Durante a visita da reportagem, oito alunos assistiam a uma aula de matemática em uma televisão de 60 polegadas. A transmissão é garantida a partir de um modem da Starlink instalado na escola. O mediador responsável por manter a dinâmica em sala era o professor Roberto de Cássio Viana, que assumiu a função em 30 de setembro e, originalmente, atua nas disciplinas de estudos amazônicos, história e geografia.

“Minha função como mediador é chegar antes do horário, ligar equipamentos, receber os alunos, fazer a chamada e aguardar o momento da aula. Como sou pedagogo, tenho conhecimento básico das áreas”, disse. As aulas vão das 13h30 às 17h.

Com mais de 20 anos de magistério, Viana conta que estava se adaptando ao novo formato, iniciado havia pouco mais de três meses, quando a reportagem esteve no local. Alguns hábitos, porém, fazem falta. “É uma adaptação. A gente chega aqui para dar aula, né? Tem hora que a gente fica meio se segurando, mas não pode intervir, porque a aula é do professor. Eu sou mediador”, explica. 

Como mediador, ele é responsável por reunir dúvidas e enviar para o professor de cada disciplina após as aulas e garantir que os alunos não se distraiam com os aparelhos celulares, já que se permite que acessem a mesma rede que transmite as aulas. Segundo o professor, no Cemep, até mesmo as aulas de educação física são transmitidas a partir da sede da Seduc, em Belém.
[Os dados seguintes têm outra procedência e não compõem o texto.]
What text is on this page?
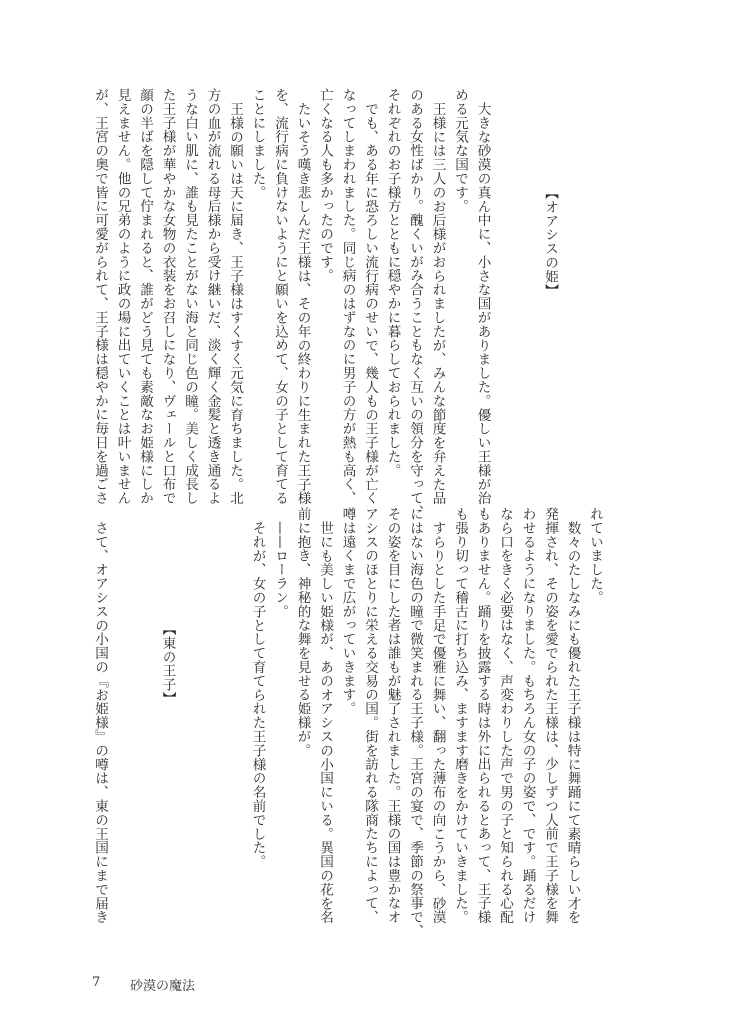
【オアシスの姫】
大きな砂漠の真ん中に、小さな国がありました。優しい王様が治
める元気な国です。
王様には三人のお后様がおられましたが、みんな節度を弁えた品
のある女性ばかり。醜くいがみ合うこともなく互いの領分を守って、
それぞれのお子様方とともに穏やかに暮らしておられました。
でも、ある年に恐ろしい流行病のせいで、幾人もの王子様が亡く
なってしまわれました。同じ病のはずなのに男子の方が熱も高く、
亡くなる人も多かったのです。
たいそう嘆き悲しんだ王様は、その年の終わりに生まれた王子様
を、流行病に負けないようにと願いを込めて、女の子として育てる
ことにしました。
王様の願いは天に届き、王子様はすくすく元気に育ちました。北
方の血が流れる母后様から受け継いだ、淡く輝く金髪と透き通るよ
うな白い肌に、誰も見たことがない海と同じ色の瞳。美しく成長し
た王子様が華やかな女物の衣装をお召しになり、ヴェールと口布で
顔の半ばを隠して佇まれると、誰がどう見ても素敵なお姫様にしか
見えません。他の兄弟のように政の場に出ていくことは叶いません
が、王宮の奥で皆に可愛がられて、王子様は穏やかに毎日を過ごさ
れていました。
数々のたしなみにも優れた王子様は特に舞踊にて素晴らしい才を
発揮され、その姿を愛でられた王様は、少しずつ人前で王子様を舞
わせるようになりました。もちろん女の子の姿で、です。踊るだけ
なら口をきく必要はなく、声変わりした声で男の子と知られる心配
もありません。踊りを披露する時は外に出られるとあって、王子様
も張り切って稽古に打ち込み、ますます磨きをかけていきました。
すらりとした手足で優雅に舞い、翻った薄布の向こうから、砂漠
にはない海色の瞳で微笑まれる王子様。王宮の宴で、季節の祭事で、
その姿を目にした者は誰もが魅了されました。王様の国は豊かなオ
アシスのほとりに栄える交易の国。街を訪れる隊商たちによって、
噂は遠くまで広がっていきます。
世にも美しい姫様が、あのオアシスの小国にいる。異国の花を名
前に抱き、神秘的な舞を見せる姫様が。
——ローラン。
それが、女の子として育てられた王子様の名前でした。
【東の王子】
さて、オアシスの小国の『お姫様』の噂は、東の王国にまで届き
7 砂漠の魔法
Durante a aula de matemática, o professor passou aos alunos uma equação e deu um tempo para resolução do problema. Para mostrar os resultados, cada mediador pede a vez na transmissão, e um aluno pode mostrar seu resultado: com os cadernos na mão, eles levam a folha junto à câmera para o professor avaliar se está correto ou não. 

Mas com mais de 80 salas de aula conectadas, era inexequível, pelo tempo de aula, que todas as classes tivessem alunos interagindo com o professor responsável pela transmissão. Em pelo menos uma ocasião, foi possível notar que o professor não conseguiu visualizar o resultado demonstrado pela resolução ruim de imagem. Com meia hora de aula, uma tela preta: o sistema caiu e demorou 20 minutos para a reconexão. “Por incrível que pareça, isso não acontece com frequência”, disse, no entanto, o mediador.
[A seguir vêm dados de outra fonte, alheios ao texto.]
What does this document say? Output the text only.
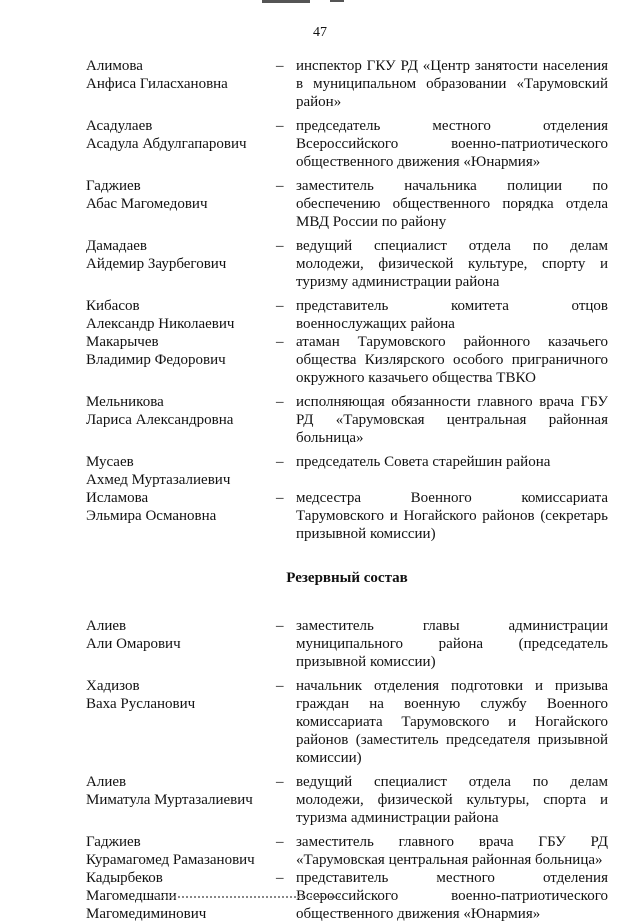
47
Алимова
Анфиса Гиласхановна
– инспектор ГКУ РД «Центр занятости населения
в муниципальном образовании «Тарумовский
район»
Асадулаев
Асадула Абдулгапарович
– председатель местного отделения
Всероссийского военно-патриотического
общественного движения «Юнармия»
Гаджиев
Абас Магомедович
– заместитель начальника полиции по
обеспечению общественного порядка отдела
МВД России по району
Дамадаев
Айдемир Заурбегович
– ведущий специалист отдела по делам
молодежи, физической культуре, спорту и
туризму администрации района
Кибасов
Александр Николаевич
– представитель комитета отцов
военнослужащих района
Макарычев
Владимир Федорович
– атаман Тарумовского районного казачьего
общества Кизлярского особого приграничного
окружного казачьего общества ТВКО
Мельникова
Лариса Александровна
– исполняющая обязанности главного врача ГБУ
РД «Тарумовская центральная районная
больница»
Мусаев
Ахмед Муртазалиевич
– председатель Совета старейшин района
Исламова
Эльмира Османовна
– медсестра Военного комиссариата
Тарумовского и Ногайского районов (секретарь
призывной комиссии)
Резервный состав
Алиев
Али Омарович
– заместитель главы администрации
муниципального района (председатель
призывной комиссии)
Хадизов
Ваха Русланович
– начальник отделения подготовки и призыва
граждан на военную службу Военного
комиссариата Тарумовского и Ногайского
районов (заместитель председателя призывной
комиссии)
Алиев
Миматула Муртазалиевич
– ведущий специалист отдела по делам
молодежи, физической культуры, спорта и
туризма администрации района
Гаджиев
Курамагомед Рамазанович
– заместитель главного врача ГБУ РД
«Тарумовская центральная районная больница»
Кадырбеков
Магомедшапи
Магомедиминович
– представитель местного отделения
Всероссийского военно-патриотического
общественного движения «Юнармия»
Apesar dos problemas do Some, os moradores de Igarapé-Miri ainda preferem o ensino à distância. É o que ficou evidente em uma sessão realizada na Câmara Municipal da cidade para discutir a permanência do sistema nas zonas ribeirinhas do município. A sessão contou com a adesão de pais de alunos e professores do sistema, com direito à fala.

Chamou atenção o depoimento de Soraia Souza, moradora da Vila Boa União desde a infância. Hoje com 50 anos, ela conta ter interrompido os estudos aos 12 anos de idade devido à extinção da escola na localidade. Ela só conseguiu voltar à escola nove anos depois, com a implantação do Some. Foi quando conseguiu concluir os ensinos fundamental e médio. E logo partiu para fazer faculdade de pedagogia. 

Hoje diretora da Escola Municipal Neusa Rodrigues, que atende do maternal ao 5º ano, Soraia critica a ideia de substituir o regime presencial por educação à distância nos moldes do Cemep. “A realidade do interior é diferente. Temos muitos problemas de energia, às vezes passamos dois, três dias sem. Quando o tempo começa a fechar, o sinal de internet vai embora. Não acredito que assistir aula pela televisão daria certo aqui”, diz.

Secretaria nega mudanças

Em nota enviada à reportagem, a Seduc negou que o Some será encerrado. “As áreas que já contam com este sistema de ensino continuarão sendo atendidas por ele, no mesmo formato, e a continuidade do programa está garantida, conforme artigo 46 e anexo V, da Lei 10.820, de 19/12/2024. A lei criou uma gratificação de até R$ 7 mil, adicional ao salário inicial do professor pago pelo governo do Pará, que hoje é de R$ 8.289,89, além de mais R$ 1,5 mil de vale-alimentação”, disse a secretaria por meio de nota. 

O Sintepp e representantes contestam essa afirmação da Seduc. Em nota publicada em suas redes sociais, o sindicato afirma que o texto da lei condiciona o pagamento da gratificação de acordo com quatro níveis de complexidade, que variam de acordo com cada unidade e têm critérios ainda a serem regulamentados pela Seduc.

Segundo o Sintepp, a nova lei exclui direitos como o pagamento dessas gratificações nas férias de janeiro e julho e em licenças superiores a 30 dias. “Não há regulamentação da lei aprovada. Não sabemos de nada do que iremos receber, pois a portaria de lotação de 2025 não foi divulgada pra nós, nem como será o nível de complexidade das localidades”, afirma um professor que pediu para não ser identificado.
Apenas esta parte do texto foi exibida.